Je mords ma lèvre en pianotant d'emblée un message.

« J'ai pensé à toi toute la nuit. Je ne sais pas ce que tu me fais, mais depuis que je t'ai prise contre la table, je bande. La tension ne part pas. Il m'en faut encore... J'en veux toujours plus. »

J'appuie sur envoyer.

Chaque fois que je la revois dans mon esprit, jambes écartées sur la table et que je me remémore la sensation de mon sexe qui la pénètre, je deviens dur. J'ai passé toute la nuit avec cet inconfort. Ce besoin de l'avoir encore près de moi et dans mon lit pour me soulager. J'en pouvais plus, c'est vers cinq heures du matin que je suis sorti du lit pour me changer les idées. La douche froide n'a pas fonctionné, car en fermant les yeux sous le jet, j'ai imaginé Andra qui s'agenouillait pour me sucer. J'ai de plus en plus d'idées perverses, espérant pouvoir tout faire avec elle, dans toutes les positions inimaginables et tous les endroits possibles.

La porte s'ouvre derrière moi et Debra sursaute en me voyant nu. Elle sort aussitôt de la pièce en laissant échapper la pile de vêtements pour cacher ses yeux avec ses mains.

— Oh Seigneur, Roman ! Excuse-moi ! Doux Jésus, Marie, Joseph !

Je souris.

Debra c'est la femme de ménage qui passe une fois par semaine pour s'occuper de mes vêtements et du nettoyage des pièces utilisées. Elle ne s'occupe pas des nombreuses salles de bain inutilisées ou des pièces du troisième étage qui contiennent notamment la chambre de mes parents et un bureau. Elle n'a pas le droit d'aller au sous-sol, là où il y a l'ancienne clinique privée de James : un espace de consultation et deux salles destinées à des opérations, où se trouve encore tout le matériel médical nécessaire. Mon père, avant d'être cardiologue réputé à l'international, pratiquait d'autres interventions mineures comme des avortements, puis des opérations plus importantes...

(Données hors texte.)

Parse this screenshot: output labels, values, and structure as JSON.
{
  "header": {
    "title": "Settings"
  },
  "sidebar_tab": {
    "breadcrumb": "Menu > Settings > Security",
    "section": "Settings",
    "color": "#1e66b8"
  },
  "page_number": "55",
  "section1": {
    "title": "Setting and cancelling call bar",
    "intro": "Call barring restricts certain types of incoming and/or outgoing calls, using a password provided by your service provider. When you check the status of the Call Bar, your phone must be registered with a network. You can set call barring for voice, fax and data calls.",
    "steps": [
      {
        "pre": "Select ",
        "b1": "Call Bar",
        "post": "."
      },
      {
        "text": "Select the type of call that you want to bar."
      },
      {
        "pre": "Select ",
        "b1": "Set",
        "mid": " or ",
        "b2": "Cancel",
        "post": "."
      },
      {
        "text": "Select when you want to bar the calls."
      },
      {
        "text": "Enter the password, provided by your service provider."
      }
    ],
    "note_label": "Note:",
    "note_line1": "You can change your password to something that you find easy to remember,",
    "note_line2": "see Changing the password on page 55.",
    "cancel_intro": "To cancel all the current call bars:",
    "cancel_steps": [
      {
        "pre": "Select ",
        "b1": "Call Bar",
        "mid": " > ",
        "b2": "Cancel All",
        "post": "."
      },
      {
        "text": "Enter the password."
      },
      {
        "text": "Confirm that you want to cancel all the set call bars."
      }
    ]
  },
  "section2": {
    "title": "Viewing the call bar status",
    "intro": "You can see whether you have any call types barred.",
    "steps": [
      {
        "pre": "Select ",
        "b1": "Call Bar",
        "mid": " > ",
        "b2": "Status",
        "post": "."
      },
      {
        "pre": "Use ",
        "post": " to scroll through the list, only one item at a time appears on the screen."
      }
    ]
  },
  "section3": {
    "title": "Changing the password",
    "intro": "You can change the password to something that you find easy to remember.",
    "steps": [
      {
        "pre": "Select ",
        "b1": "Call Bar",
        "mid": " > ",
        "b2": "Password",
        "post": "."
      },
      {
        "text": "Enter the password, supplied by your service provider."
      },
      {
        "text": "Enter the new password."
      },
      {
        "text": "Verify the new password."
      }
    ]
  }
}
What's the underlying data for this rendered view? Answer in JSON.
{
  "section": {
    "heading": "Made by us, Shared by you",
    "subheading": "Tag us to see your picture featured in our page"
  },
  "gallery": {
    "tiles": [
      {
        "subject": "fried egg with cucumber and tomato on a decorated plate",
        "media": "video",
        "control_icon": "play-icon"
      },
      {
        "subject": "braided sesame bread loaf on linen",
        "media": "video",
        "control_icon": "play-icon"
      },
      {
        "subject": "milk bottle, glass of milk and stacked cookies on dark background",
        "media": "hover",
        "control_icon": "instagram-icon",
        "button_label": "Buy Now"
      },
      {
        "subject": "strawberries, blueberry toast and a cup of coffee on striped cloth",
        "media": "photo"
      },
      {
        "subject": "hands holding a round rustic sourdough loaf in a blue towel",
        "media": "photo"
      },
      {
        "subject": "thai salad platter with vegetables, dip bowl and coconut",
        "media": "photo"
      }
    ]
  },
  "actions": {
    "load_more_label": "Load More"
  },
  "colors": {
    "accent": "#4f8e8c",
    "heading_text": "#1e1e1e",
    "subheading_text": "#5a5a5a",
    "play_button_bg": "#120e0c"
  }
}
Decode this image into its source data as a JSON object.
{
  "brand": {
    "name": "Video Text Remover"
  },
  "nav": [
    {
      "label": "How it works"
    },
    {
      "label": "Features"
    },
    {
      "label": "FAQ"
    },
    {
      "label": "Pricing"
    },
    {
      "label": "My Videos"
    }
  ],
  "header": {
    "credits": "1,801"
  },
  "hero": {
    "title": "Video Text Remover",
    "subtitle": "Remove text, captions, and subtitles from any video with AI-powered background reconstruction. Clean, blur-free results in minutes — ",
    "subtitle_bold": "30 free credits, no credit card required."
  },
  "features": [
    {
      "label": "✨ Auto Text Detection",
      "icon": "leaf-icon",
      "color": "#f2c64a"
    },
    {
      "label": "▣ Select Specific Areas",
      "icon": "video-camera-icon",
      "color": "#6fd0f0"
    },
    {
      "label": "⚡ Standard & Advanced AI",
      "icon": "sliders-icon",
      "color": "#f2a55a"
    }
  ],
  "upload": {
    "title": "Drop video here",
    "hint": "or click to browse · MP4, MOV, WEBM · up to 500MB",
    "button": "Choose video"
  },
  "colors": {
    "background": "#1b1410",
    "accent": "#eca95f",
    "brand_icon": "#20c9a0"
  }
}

Debra débute sa journée vers quatre heures du matin et repart le soir. Elle ne s'attendait pas à me voir aussi matinal et... nu. Étant très croyante et pudique, je viens de la traumatiser pour la journée. C'est une femme de cinquante-cinq ans, très discrète, qui ne se mêle jamais de mes affaires. D'ordinaire, je ne remarque même pas sa présence.

Je récupère la pile de vêtements qu'elle voulait déposer dans ma chambre. Ce sont les habits de Woodward repassés. Avec le code vestimentaire, je dois toujours porter des tenues soignées et ternes, rien de coloré. Soit, un pantalon noir, style costard avec une chemise blanche avec ou sans pull gris ou noir par-dessus qui affiche l'écusson Woodward en or. La réputation de l'établissement doit être irréprochable, toutefois, je trouve que c'est plutôt pour montrer une supériorité envers les autres institutions. Et comme c'est très privé et sélect, la réputation transmet une image d'étudiants prétentieux qui sont privilégiés par la bonne fortune des familles. Ça n'a vraiment rien d'excitant. Malgré les études prestigieuses, le campus grouille d'étudiants narcissiques, insignifiants et inutiles à la société. Ce n'est pas parce qu'un gosse vient du monde friqué, qu'il devient intelligent. Nombreux sont ceux qui ne devraient même pas se retrouver à Woodward. Il y a des génies partout dans le monde qui mériteraient d'avoir nos places.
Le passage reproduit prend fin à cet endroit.